Hi,
I'm trying to troubleshoot a slow-running query which is part of a
stored procedure. When I run the query as it is - it takes 53 seconds
to run.
--
Example original query:
SELECT DISTINCT SP.SP_ID
FROM StandardProject SP
INNER JOIN Classes cls ON SP.Cls_ID = cls.Cls_ID
INNER JOIN Groups ON cls.Cls_ID = Groups.Cls_ID
INNER JOIN ClassesGroups ON ClassesGroups.groupid = Groups.groupid
WHERE ClassesGroups.StudentID = 7615
AND ((AccessReport & 2) > 0 OR (AccessReport & 8) > 0)
AND SP.ProjectType = 0
AND Groups.status = 1
AND exists (SELECT SP_ID FROM Schedules WHERE SP_ID = SP.SP_ID)
--
If I removed the most time-consuming inner join tables and set this
part to insert values needed by the rest of the query into a table
variable and ran both queries (INSERT INTO table variable and the
SELECT), the query finishes in 0 seconds.
I've used the "Query Cost (relative to the batch)" in Query Analyzer
counter to analyze the performance of queries in the past (this value
displays when Show Execution Plan is set). In this case I'm
because when I run the original SELECT query and the modified query
(INSERT INTO table variable and then SELECT) - it says the Query Cost
relative to the batch for the first query is 35%, the INSERT = 64%, the
SELECT = 1%.
Why does the first query COST only 35% when it takes the longest to
finish? (53 seconds as opposed to under 1 second)? Does this mean that
the first query will perform better under load?
--
According to SQL Server Performance.com:
"Sometimes, it is valuable to compare two more queries at the same
time, checking to see which one is the better performer. This is
especially true if you have a query that you have rewritten two or more
different ways, and you want to find out which variation of the query
is the most efficient.
While you can analyze each query, one at a time in Query Analyzer, one
trick you should consider trying is to place all of the queries you
want to compare in Query Analyzer, turn on "Show Execution Plan," then
run all the queries at once. When you do this, the "Execution Plan"

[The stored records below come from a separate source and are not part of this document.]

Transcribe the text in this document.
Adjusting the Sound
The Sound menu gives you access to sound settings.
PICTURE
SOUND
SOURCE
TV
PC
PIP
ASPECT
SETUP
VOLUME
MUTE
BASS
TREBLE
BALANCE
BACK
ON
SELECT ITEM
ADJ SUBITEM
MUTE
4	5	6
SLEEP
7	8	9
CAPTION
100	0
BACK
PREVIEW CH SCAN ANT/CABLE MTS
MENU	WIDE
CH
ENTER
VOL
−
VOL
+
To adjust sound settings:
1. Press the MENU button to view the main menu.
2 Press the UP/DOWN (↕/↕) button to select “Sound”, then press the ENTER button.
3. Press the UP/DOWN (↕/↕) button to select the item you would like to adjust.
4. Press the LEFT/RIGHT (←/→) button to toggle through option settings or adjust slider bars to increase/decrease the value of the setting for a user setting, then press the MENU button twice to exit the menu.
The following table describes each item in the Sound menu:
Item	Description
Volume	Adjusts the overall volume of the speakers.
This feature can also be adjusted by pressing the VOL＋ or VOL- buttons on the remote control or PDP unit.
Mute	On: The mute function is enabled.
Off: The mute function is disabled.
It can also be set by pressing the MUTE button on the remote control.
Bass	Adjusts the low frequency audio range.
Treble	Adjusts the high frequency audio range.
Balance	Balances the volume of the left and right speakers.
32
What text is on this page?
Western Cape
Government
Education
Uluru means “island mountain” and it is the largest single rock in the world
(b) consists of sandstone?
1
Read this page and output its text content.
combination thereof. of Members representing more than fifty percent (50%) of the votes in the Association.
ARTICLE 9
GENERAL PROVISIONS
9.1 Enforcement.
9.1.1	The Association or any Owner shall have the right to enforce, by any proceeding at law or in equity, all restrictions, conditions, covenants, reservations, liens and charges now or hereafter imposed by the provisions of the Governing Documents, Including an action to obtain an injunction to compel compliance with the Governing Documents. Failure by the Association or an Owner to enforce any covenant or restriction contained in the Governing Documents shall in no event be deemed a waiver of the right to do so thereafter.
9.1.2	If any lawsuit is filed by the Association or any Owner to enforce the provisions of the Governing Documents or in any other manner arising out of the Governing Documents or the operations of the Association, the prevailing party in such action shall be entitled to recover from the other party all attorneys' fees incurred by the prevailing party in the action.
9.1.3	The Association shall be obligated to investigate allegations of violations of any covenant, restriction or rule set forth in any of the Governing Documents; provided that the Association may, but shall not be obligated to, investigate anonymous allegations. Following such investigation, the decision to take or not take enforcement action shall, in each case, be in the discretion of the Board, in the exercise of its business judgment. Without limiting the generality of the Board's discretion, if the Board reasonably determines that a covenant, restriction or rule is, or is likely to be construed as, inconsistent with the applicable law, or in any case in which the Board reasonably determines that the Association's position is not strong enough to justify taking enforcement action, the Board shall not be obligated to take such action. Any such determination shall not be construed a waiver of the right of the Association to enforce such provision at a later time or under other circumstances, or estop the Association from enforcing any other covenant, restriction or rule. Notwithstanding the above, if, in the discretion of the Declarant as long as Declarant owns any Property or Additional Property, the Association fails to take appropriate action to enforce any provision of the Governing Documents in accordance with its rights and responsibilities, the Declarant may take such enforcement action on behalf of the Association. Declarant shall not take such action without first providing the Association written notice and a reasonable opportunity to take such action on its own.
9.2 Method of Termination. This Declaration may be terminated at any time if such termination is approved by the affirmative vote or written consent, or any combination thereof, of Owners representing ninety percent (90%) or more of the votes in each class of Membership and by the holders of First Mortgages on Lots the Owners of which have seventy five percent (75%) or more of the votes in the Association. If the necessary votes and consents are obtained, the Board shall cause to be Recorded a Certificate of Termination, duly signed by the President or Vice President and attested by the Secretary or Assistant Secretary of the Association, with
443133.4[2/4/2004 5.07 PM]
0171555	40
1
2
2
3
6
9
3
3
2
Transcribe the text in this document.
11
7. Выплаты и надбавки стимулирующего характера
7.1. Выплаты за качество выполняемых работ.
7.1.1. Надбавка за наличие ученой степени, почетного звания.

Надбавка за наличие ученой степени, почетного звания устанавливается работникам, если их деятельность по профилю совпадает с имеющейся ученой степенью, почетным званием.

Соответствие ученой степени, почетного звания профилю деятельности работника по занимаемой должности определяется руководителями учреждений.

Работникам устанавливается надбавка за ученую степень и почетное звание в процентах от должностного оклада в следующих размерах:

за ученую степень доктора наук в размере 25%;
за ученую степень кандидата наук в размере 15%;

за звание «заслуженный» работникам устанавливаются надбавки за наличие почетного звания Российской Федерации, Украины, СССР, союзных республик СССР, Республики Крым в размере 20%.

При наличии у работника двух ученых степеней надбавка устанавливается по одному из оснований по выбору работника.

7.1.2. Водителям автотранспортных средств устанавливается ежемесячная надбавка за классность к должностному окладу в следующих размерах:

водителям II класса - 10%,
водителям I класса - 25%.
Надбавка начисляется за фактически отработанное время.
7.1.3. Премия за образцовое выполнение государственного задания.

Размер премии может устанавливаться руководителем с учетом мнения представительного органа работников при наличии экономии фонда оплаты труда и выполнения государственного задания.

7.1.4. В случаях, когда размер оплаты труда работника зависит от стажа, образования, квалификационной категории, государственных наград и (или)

window will divide into a separate window for each query ran, allowing
you to compare their execution plans much easier. In addition, in each
execution plan window, you will see a "Query Cost (relative to the
batch)" number. What this number is telling you is how long each query
took as a percentage of the total amount of time it took all of the
queries to run. The query with the lowest number is the query that
performed the quickest, and so on.
As you can imagine, this information can make it much easier to compare
different queries."
--
So what else should I be taking into account? What am I missing here?
Thank you,
Smitha
SQL Server DBAsmithabreddy@.gmail.com,
When comparing two or more queries, it is fair to:
DBCC FREEPROCCACHE
DBCC DROPCLEANBUFFERS
before each one is executed. (DO NOT DO THIS ON A PRODUCTION SERVER)
AMB
"smithabreddy@.gmail.com" wrote:
> Hi,
> I'm trying to troubleshoot a slow-running query which is part of a
> stored procedure. When I run the query as it is - it takes 53 seconds
> to run.
> --
> Example original query:
> SELECT DISTINCT SP.SP_ID
> FROM StandardProject SP
> INNER JOIN Classes cls ON SP.Cls_ID = cls.Cls_ID
> INNER JOIN Groups ON cls.Cls_ID = Groups.Cls_ID
> INNER JOIN ClassesGroups ON ClassesGroups.groupid = Groups.groupid
> WHERE ClassesGroups.StudentID = 7615
> AND ((AccessReport & 2) > 0 OR (AccessReport & 8) > 0)
> AND SP.ProjectType = 0
> AND Groups.status = 1
> AND exists (SELECT SP_ID FROM Schedules WHERE SP_ID = SP.SP_ID)
> --
> If I removed the most time-consuming inner join tables and set this
> part to insert values needed by the rest of the query into a table
> variable and ran both queries (INSERT INTO table variable and the
> SELECT), the query finishes in 0 seconds.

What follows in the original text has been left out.